Back when TypeScript was v0.9.1 there was no need to order overloads in typing files. Then come 0.9.5 there was this breaking change:

Overload resolution rules simplified

Description: Overload resolution now follows a much simpler algorithm. When multiple overloads fit for a given call, we pick the first fit rather than the trying to find the "best fit".

This means that code with overloads should now be manually sorted from the tightest/more-specific overload to loosest. The one exception is that an 'any' in the callee will try to match an 'any' in the caller.
I understand the reasons for this but speaking as someone involved with the Definitely Typed project I would love to see a return to the previous functionality where ordering was no longer so key.
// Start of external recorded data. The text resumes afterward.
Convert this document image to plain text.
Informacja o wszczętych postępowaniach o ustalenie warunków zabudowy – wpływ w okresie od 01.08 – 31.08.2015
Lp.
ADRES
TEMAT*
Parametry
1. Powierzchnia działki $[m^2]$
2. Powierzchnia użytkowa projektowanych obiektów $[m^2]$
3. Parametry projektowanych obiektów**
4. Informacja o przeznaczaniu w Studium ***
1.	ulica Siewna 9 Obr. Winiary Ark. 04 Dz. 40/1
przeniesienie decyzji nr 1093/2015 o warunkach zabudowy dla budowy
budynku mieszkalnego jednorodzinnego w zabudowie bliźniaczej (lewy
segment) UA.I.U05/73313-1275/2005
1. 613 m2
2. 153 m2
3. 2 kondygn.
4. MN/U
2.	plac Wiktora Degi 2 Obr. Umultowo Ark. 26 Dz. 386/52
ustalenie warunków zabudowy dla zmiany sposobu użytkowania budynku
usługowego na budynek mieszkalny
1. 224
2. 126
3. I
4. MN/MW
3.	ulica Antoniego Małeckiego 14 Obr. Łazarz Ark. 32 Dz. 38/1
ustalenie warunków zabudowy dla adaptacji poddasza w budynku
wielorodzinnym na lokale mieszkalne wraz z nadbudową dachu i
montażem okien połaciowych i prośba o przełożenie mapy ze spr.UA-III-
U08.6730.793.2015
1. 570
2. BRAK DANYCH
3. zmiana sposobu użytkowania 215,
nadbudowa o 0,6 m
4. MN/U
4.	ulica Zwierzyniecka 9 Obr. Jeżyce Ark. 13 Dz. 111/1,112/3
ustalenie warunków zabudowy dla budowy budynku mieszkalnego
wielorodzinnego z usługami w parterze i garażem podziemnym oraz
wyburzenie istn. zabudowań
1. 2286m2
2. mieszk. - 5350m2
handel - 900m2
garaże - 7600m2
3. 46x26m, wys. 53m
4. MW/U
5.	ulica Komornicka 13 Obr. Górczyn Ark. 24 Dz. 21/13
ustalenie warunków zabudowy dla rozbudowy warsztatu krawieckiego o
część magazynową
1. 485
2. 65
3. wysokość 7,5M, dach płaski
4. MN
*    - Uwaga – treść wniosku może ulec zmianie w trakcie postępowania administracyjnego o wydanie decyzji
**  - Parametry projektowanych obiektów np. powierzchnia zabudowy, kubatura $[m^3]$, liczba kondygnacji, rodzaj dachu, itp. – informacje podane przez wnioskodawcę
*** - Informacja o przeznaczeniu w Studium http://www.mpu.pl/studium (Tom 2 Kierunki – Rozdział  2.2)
It's easy to get wrong and frustrating to tweak it until everything lines up as you would hope.

Is this something you might consider in a post v1.0 world? Could we have the "best fit" functionality back?
Closed Apr 16, 2014 at 5:55 PM by RyanCavanaugh
We tried a bunch of different overload ordering algorithms during the design process and all of them ended up being really hard to understand, and still fell back on "first wins" or "last wins" as a last resort. People trying to write .d.ts files felt that the overload picking algorithm was giving unexpected results that were hard to predict.

Ultimately we decided that an overload picking algorithm that was trivial to explain ("first that works wins") was the best design. It gave API designers the most flexibility. It it doesn't require intimate knowledge of the type system to understand.

Now that 1.0 has shipped changing the overload picking would be a breaking change; given how many problems the first time we changed this was, and how many times we tried to have a 'smart' ordering algorithm, I don't see us changing this at all.

comments

johnny_reilly wrote Apr 16, 2014 at 6:42 PM

Well that's a shame. But thanks for the explanation. I must admit to being surprised that the algorithm was so problematic to implement given other languages (C# etc) have no need for specific ordering. Is there an obvious reason for the difficulty I've missed?